My spouse works in a doctor's office. Do I report her salary the same way I report my own salary? 

No. For a spouse, only earned income over $1,000 needs to be reported on Schedule A. Additionally, only the source of earned income must be included, not the specific amount received. Therefore, Block A will reflect the name of your spouse’s employer and in the ‘Other Income’ column, you may simply note ‘Spouse’s Salary.’ There will be no boxes checked in Blocks B and C.

It is worth noting that any employee benefit plan in which your spouse participates must be included on Schedule A if it meets the normal reporting thresholds (i.e. fair market value over $1,000 or income over $200 during the reporting period).

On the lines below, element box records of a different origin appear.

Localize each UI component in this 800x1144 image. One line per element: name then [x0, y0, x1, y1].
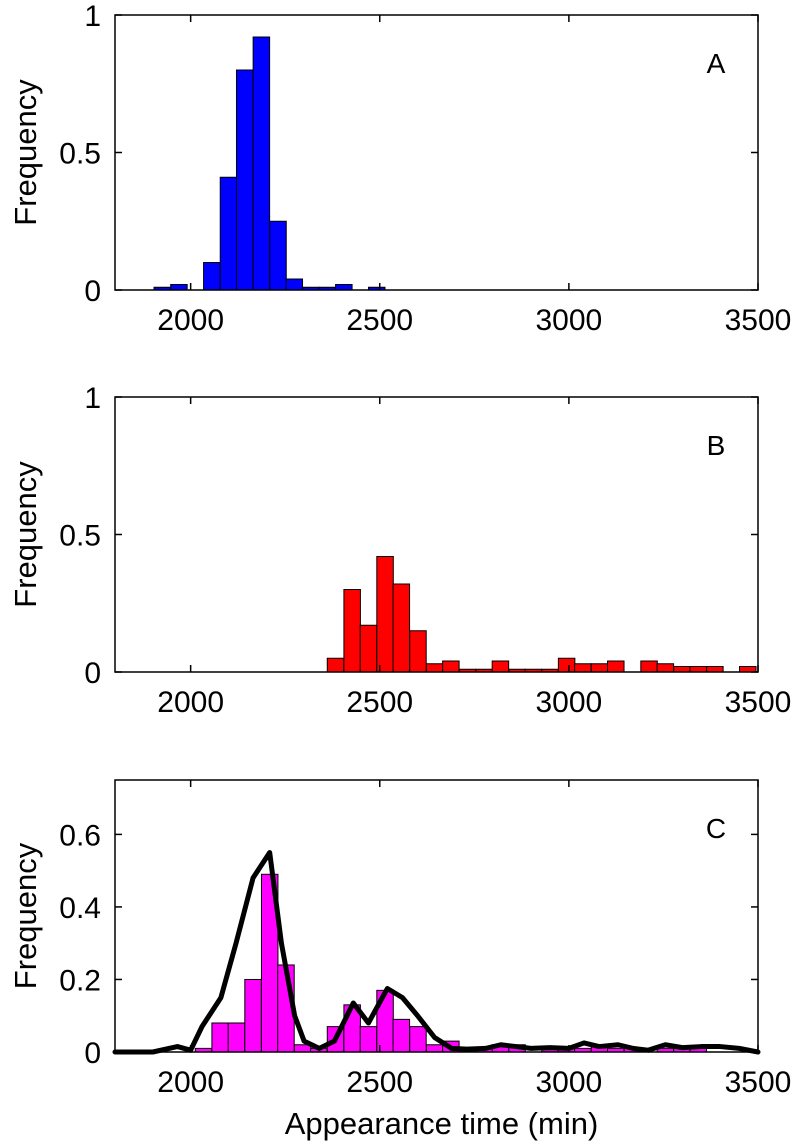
x-tick-label-c-2: 3000	[536, 1066, 603, 1099]
y-tick-label-b-0: 0	[84, 657, 101, 690]
y-tick-label-b-1: 0.5	[59, 520, 101, 553]
x-tick-label-a-0: 2000	[157, 304, 224, 337]
bar-b-4	[392, 583, 411, 673]
bar-b-1	[343, 589, 361, 673]
bar-b-19	[656, 663, 675, 673]
bar-b-21	[689, 666, 707, 673]
bar-b-16	[590, 663, 609, 673]
bar-b-2	[359, 624, 378, 673]
density-line-c	[112, 850, 761, 1055]
panel-c: 2000 2500 3000 3500 0 0.2 0.4 0.6 Frequency C Appe…	[8, 779, 792, 1141]
bar-c-12	[392, 1018, 411, 1053]
bar-a-3	[219, 176, 238, 291]
y-tick-label-c-1: 0.2	[59, 964, 101, 997]
x-tick-label-a-1: 2500	[346, 304, 413, 337]
bar-b-6	[425, 663, 444, 673]
y-axis-label-c: Frequency	[8, 842, 43, 989]
bar-a-7	[285, 278, 304, 291]
x-tick-label-a-2: 3000	[536, 304, 603, 337]
bar-b-0	[326, 657, 345, 673]
y-axis-label-b: Frequency	[8, 461, 43, 608]
bar-b-23	[739, 666, 757, 673]
bar-a-5	[252, 36, 271, 291]
bar-b-5	[409, 630, 427, 673]
panel-label-c: C	[706, 813, 726, 844]
axes-box-b	[114, 396, 759, 673]
panel-label-a: A	[707, 48, 726, 79]
panel-label-b: B	[707, 430, 726, 461]
bar-c-1	[211, 1022, 229, 1053]
x-tick-label-b-3: 3500	[725, 686, 792, 719]
bar-b-7	[442, 660, 460, 673]
bar-a-2	[203, 262, 221, 291]
bar-c-10	[359, 1026, 378, 1053]
x-tick-label-c-3: 3500	[725, 1066, 792, 1099]
bar-c-13	[409, 1026, 427, 1053]
x-axis-label-c: Appearance time (min)	[285, 1106, 599, 1141]
y-tick-label-a-1: 0.5	[59, 138, 101, 171]
bar-b-14	[557, 657, 576, 673]
bar-b-18	[640, 660, 658, 673]
bar-c-2	[227, 1022, 246, 1053]
bar-a-1	[170, 284, 188, 291]
bar-b-22	[706, 666, 724, 673]
axes-box-a	[114, 14, 759, 291]
y-tick-label-c-0: 0	[84, 1037, 101, 1070]
y-tick-label-a-2: 1	[84, 0, 101, 33]
bar-a-6	[269, 220, 287, 291]
bar-a-4	[235, 69, 254, 291]
y-tick-label-b-2: 1	[84, 382, 101, 415]
panel-b: 2000 2500 3000 3500 0 0.5 1 Frequency B	[8, 382, 791, 719]
y-axis-label-a: Frequency	[8, 79, 43, 226]
bar-b-15	[574, 663, 592, 673]
x-tick-label-a-3: 3500	[725, 304, 792, 337]
bar-b-3	[376, 556, 394, 673]
panel-a: 2000 2500 3000 3500 0 0.5 1 Frequency A	[8, 0, 791, 337]
x-tick-label-b-2: 3000	[536, 686, 603, 719]
bar-b-17	[607, 660, 625, 673]
y-tick-label-c-3: 0.6	[59, 819, 101, 852]
x-tick-label-b-0: 2000	[157, 686, 224, 719]
y-tick-label-c-2: 0.4	[59, 892, 101, 925]
y-tick-label-a-0: 0	[84, 275, 101, 308]
bar-c-14	[425, 1044, 444, 1053]
x-tick-label-c-1: 2500	[346, 1066, 413, 1099]
bar-b-10	[491, 660, 510, 673]
x-tick-label-b-1: 2500	[346, 686, 413, 719]
x-tick-label-c-0: 2000	[157, 1066, 224, 1099]
axes-box-c	[114, 779, 759, 1053]
bar-b-20	[673, 666, 691, 673]
bar-c-3	[244, 978, 262, 1053]
bar-a-10	[335, 284, 353, 291]
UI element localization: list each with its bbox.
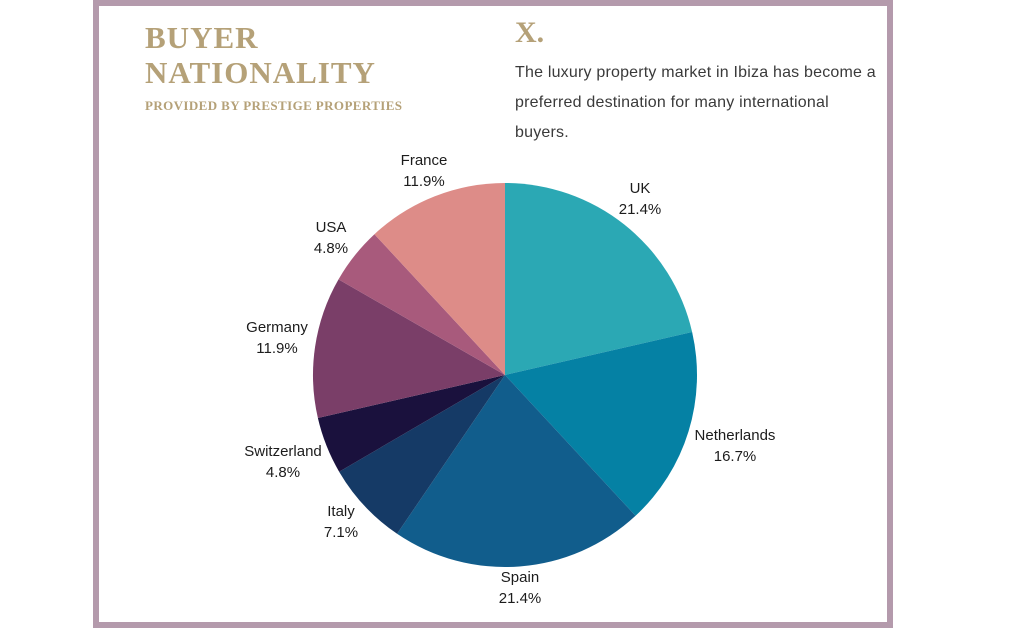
pie-label-italy: Italy 7.1%	[324, 501, 358, 543]
pie-label-value: 4.8%	[313, 240, 349, 257]
pie-label-category: Spain	[500, 569, 540, 586]
pie-label-germany: Germany 11.9%	[246, 317, 308, 359]
monogram-text: X.	[515, 16, 545, 49]
pie-slice-spain	[397, 375, 636, 568]
pie-label-value: 11.9%	[403, 173, 445, 190]
pie-slice-netherlands	[505, 331, 698, 516]
pie-label-netherlands: Netherlands 16.7%	[695, 425, 776, 467]
page-title: BUYER NATIONALITY	[145, 20, 445, 90]
pie-label-value: 21.4%	[498, 590, 542, 607]
pie-label-value: 11.9%	[256, 340, 298, 357]
pie-label-category: Italy	[327, 503, 355, 520]
pie-label-category: Switzerland	[244, 443, 322, 460]
page-title-line2: NATIONALITY	[145, 55, 376, 90]
pie-label-value: 4.8%	[265, 464, 301, 481]
pie-label-category: Germany	[246, 319, 308, 336]
pie-slice-usa	[338, 234, 505, 375]
pie-label-category: Netherlands	[694, 427, 776, 444]
pie-label-usa: USA 4.8%	[314, 217, 348, 259]
pie-label-uk: UK 21.4%	[619, 178, 662, 220]
intro-block: X. The luxury property market in Ibiza h…	[515, 16, 895, 148]
pie-label-value: 21.4%	[618, 201, 662, 218]
pie-label-switzerland: Switzerland 4.8%	[244, 441, 322, 483]
pie-label-category: UK	[629, 180, 651, 197]
brand-block: BUYER NATIONALITY PROVIDED BY PRESTIGE P…	[145, 20, 445, 114]
page-title-line1: BUYER	[145, 20, 259, 55]
pie-slice-germany	[312, 279, 505, 419]
pie-label-spain: Spain 21.4%	[499, 567, 542, 609]
pie-slice-italy	[339, 375, 505, 534]
pie-slice-uk	[505, 183, 693, 375]
pie-slice-switzerland	[317, 375, 505, 472]
pie-label-category: France	[400, 152, 448, 169]
pie-label-value: 16.7%	[713, 448, 757, 465]
pie-label-category: USA	[315, 219, 347, 236]
intro-description: The luxury property market in Ibiza has …	[515, 64, 876, 141]
pie-label-france: France 11.9%	[401, 150, 448, 192]
pie-label-value: 7.1%	[323, 524, 359, 541]
page-subtitle: PROVIDED BY PRESTIGE PROPERTIES	[145, 98, 403, 113]
pie-slice-france	[374, 183, 505, 375]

In addition to my spouse’s primary job, she also has a small catering business that she runs from our home. Do I have to include this on the form? 

If the value of your spouse’s business exceeds $1,000 or earned more than $1,000 during the reporting period, it needs to be included on Schedule A. The name and the nature and location (city, state) of the business should be reported in Block A. In Block C, simply enter ‘Business Income’ in the ‘Other Income.’ No box will be checked in Block B.

I am separated from my spouse. Do I need to report his assets? 

You do not have to report your spouse’s assets if you are living apart with an intention of terminating your marriage or having a permanent separation.

My spouse and I live together, but we manage our finances separately. Do I need to report my spouse’s assets? 

Yes. You are permitted to exclude your spouse’s assets from your report only in an extremely rare situation. The law requires you to disclose your spouse’s assets unless you can certify that (1) the assets are solely your spouse’s, (2) you have no knowledge of the assets, (3) the assets have not been derived in any way from your income, assets, or activities, and (4) you neither derive, nor expect to derive, any financial or economic benefit from the assets. If you and your spouse live in the same household, or if you have children that you support, you would not be able to meet the last prong of this test. If you think you have a basis for excluding your spouse’s assets, contact your ethics official for further advice.

Do I need to report assets and income for a child who is a college student? 

You need to report assets and income for any child who is (a) unmarried, under age 21 and living in your home, or (b) considered dependent by tax code standards. If your child was dependent at some time during the reporting period, but is no longer dependent as of the date of filing, you do not need to report his assets. However, any reportable income produced by the child’s assets while still a dependent during the reporting period must be reported on Schedule A; any transactions of your child's assets that occurred while he was a dependent must be reported on Schedule B.

I have a 529 account for my son. How do I report it? 

The type of plan that you have will determine what needs to be reported on Schedule A of the OGE Form 278. For a prepaid college tuition plan, you should report the sponsoring state and name of the plan in Block A; the current value of the plan in Block B; and income type and amount in Block C. For a prepaid savings plans, in Block A you should list the sponsoring state and each of the portfolios in which the plan is currently invested; the current value in Block B; and income type and amount in Block C.